William’s presentation on the “Future Search: From Information Retrieval to Information Enabled Commerce” unsurprisingly focused on the Chinese search-related market. While the topic of Google in China was an elephant in the room, it did not surface even obliquely in the presentation–and I commend William for taking the high road. As for Baidu itself, its most interesting innovation is Aladdin, an open search platform that allows participating webmasters to submit query-content pairs.
Yossi’s presentation on “Search Flavours at Google” was a tour de force of Google’s recent innovations in the search and data mining space. The search examples most focused on the challenges of incorporating context into query understanding–where context might involve geography, time, social network, etc. But some of the more impressive examples showed off using the power of data to predict the present. More than anything, his presentation made clear that Google is doing a lot more than returning the traditional ten blue links.
Jan talked about “Query Understanding at Bing”. I really hope he makes these slides available, since they do a really nice job of describing a machine learning based architecture for processing search queries. To get an idea of this topic, check out Nick Craswell’s presentation from last year’s SIGIR.
Finally Ilya talked about “Machine Learning in Search Quality at Yandex”, the largest search engine in Russia. He described the main challenge in Russia as handling the local aspects of search: he gave as an example that, if you’re in a small town in Russia, then local results in Moscow may as well be on the moon. Local search is a topic close to my heart, not least of which because it is my day job! Ilya’s talked focused largely on Yandex’s MatrixNet implementation of learning to rank.
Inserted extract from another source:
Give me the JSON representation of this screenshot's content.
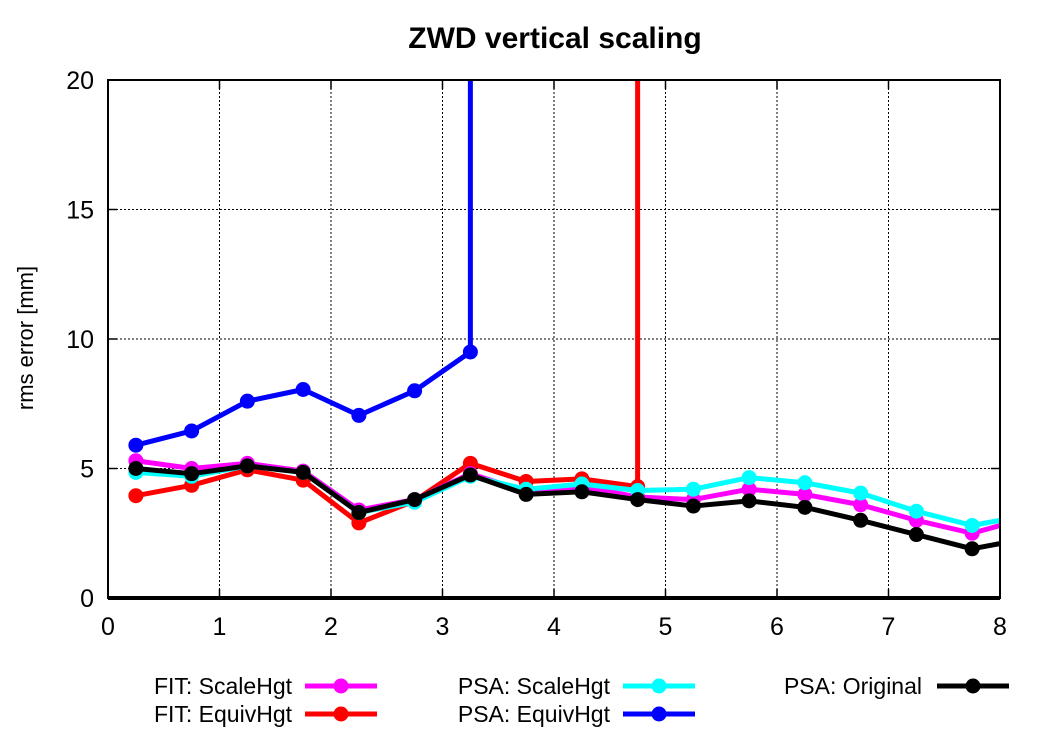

What I’m surprised he didn’t mention is the challenges of data acquisition–in general, for domains beyond the web, obtaining high-quality data is often a much bigger challenge than filtering and ranking it.
All in all, the four keynotes collectively offered an excellent state-of-the-search-engine address. As with last year, the industry track talks were the most popular morning sessions, and the speakers delivered the goods.